We have exciting and ambitious plans to transform our region for the better over the coming years, with billions of pounds of investment that will change the lives of everyone who lives and works in West Yorkshire.
We want West Yorkshire to be the home of the best and brightest, where ambition and aspiration are rewarded. Where good, secure, fair work and the chance to lead a full, healthy and happy life isn't out of anyone's reach.
The best way to make sure everyone has the chance to fulfil their potential is by making sure the education, skills, training and support people need is available for all.
This means a region where people are given the help and support at every stage to find a passion, learn new skills, get a good job, and lead a happy, healthy and fulfilling life, no matter their personal challenges.

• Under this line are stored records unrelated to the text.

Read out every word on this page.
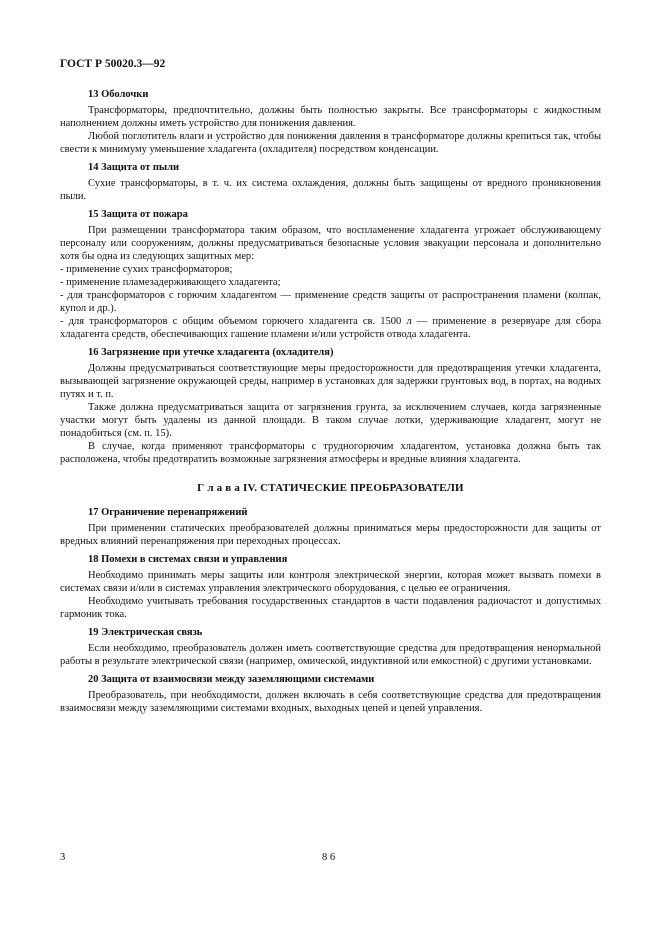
ГОСТ Р 50020.3—92
13 Оболочки

Трансформаторы, предпочтительно, должны быть полностью закрыты. Все трансформаторы с жидкостным наполнением должны иметь устройство для понижения давления.

Любой поглотитель влаги и устройство для понижения давления в трансформаторе должны крепиться так, чтобы свести к минимуму уменьшение хладагента (охладителя) посредством конденсации.

14 Защита от пыли

Сухие трансформаторы, в т. ч. их система охлаждения, должны быть защищены от вредного проникновения пыли.

15 Защита от пожара

При размещении трансформатора таким образом, что воспламенение хладагента угрожает обслуживающему персоналу или сооружениям, должны предусматриваться безопасные условия эвакуации персонала и дополнительно хотя бы одна из следующих защитных мер:

- применение сухих трансформаторов;

- применение пламезадерживающего хладагента;

- для трансформаторов с горючим хладагентом — применение средств защиты от распространения пламени (колпак, купол и др.).

- для трансформаторов с общим объемом горючего хладагента св. 1500 л — применение в резервуаре для сбора хладагента средств, обеспечивающих гашение пламени и/или устройств отвода хладагента.

16 Загрязнение при утечке хладагента (охладителя)

Должны предусматриваться соответствующие меры предосторожности для предотвращения утечки хладагента, вызывающей загрязнение окружающей среды, например в установках для задержки грунтовых вод, в портах, на водных путях и т. п.

Также должна предусматриваться защита от загрязнения грунта, за исключением случаев, когда загрязненные участки могут быть удалены из данной площади. В таком случае лотки, удерживающие хладагент, могут не понадобиться (см. п. 15).

В случае, когда применяют трансформаторы с трудногорючим хладагентом, установка должна быть так расположена, чтобы предотвратить возможные загрязнения атмосферы и вредные влияния хладагента.

Г л а в а IV. СТАТИЧЕСКИЕ ПРЕОБРАЗОВАТЕЛИ
17 Ограничение перенапряжений

При применении статических преобразователей должны приниматься меры предосторожности для защиты от вредных влияний перенапряжения при переходных процессах.

18 Помехи в системах связи и управления

Необходимо принимать меры защиты или контроля электрической энергии, которая может вызвать помехи в системах связи и/или в системах управления электрического оборудования, с целью ее ограничения.

Необходимо учитывать требования государственных стандартов в части подавления радиочастот и допустимых гармоник тока.

19 Электрическая связь

Если необходимо, преобразователь должен иметь соответствующие средства для предотвращения ненормальной работы в результате электрической связи (например, омической, индуктивной или емкостной) с другими установками.

20 Защита от взаимосвязи между заземляющими системами

Преобразователь, при необходимости, должен включать в себя соответствующие средства для предотвращения взаимосвязи между заземляющими системами входных, выходных цепей и цепей управления.

3	8 6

It also means employers can find the right people with the right skills, and then recognise, reward and develop their talent - because valuing staff and doing what's right is how businesses grow.
The West Yorkshire Promise will give all young people aged 14-24 the chance to develop essential skills and access personalised careers support to help them move confidently into further learning, training and good work.
In a rapidly changing labour market, it aims to significantly reduce the numbers of young people not in education, employment or training and youth unemployment.
It will improve educational outcomes and help young people better understand the opportunities available to them, giving them increased confidence and aspiration around careers and the skills needed for the current and future economy.
We will create a lifelong system of learning, skills and creativity that supports our residents at every age and every stage of life.
We want to reduce the number of residents with low or no qualifications, increase A level equivalent and beyond, raise employment and the quality of jobs, narrow income and opportunity gaps, and boost business start-ups.
By linking learning to wellbeing, culture and creativity, we will support fuller, more resilient lives and a healthier, happier workforce.
We will support employers to invest in training and skills, adopt fair work practices and build inclusive workplaces, while creating a culture of innovation that boosts business productivity and good growth.
We want to increase the number of businesses providing training and the number of apprenticeship starts across the region, while connecting employers with a diverse, future-ready talent pipeline.
This will create more good jobs, reduce unemployment and the number of hard-to-fill vacancies to support growth in strategic sectors, increased scale-ups and targeted investment in innovation.
The Combined Authority will lead a joined-up system change across education, skills, employment, health and business support, improving coordination, integration and responsiveness through partnerships.
We want to ensure services work better for residents and employers, improve outcomes across the different life stages our residents go through, and provide the foundation needed to deliver sustained, inclusive growth across West Yorkshire.
This will create more stable, efficient and integrated work and health systems with better support at key transition points across individual’s lives and ensure equitable access to public services and employment opportunities. It will strengthen the Further Education sector, reducing the number of hard-to-fill tutor vacancies and provide clearer, more joined-up support to businesses.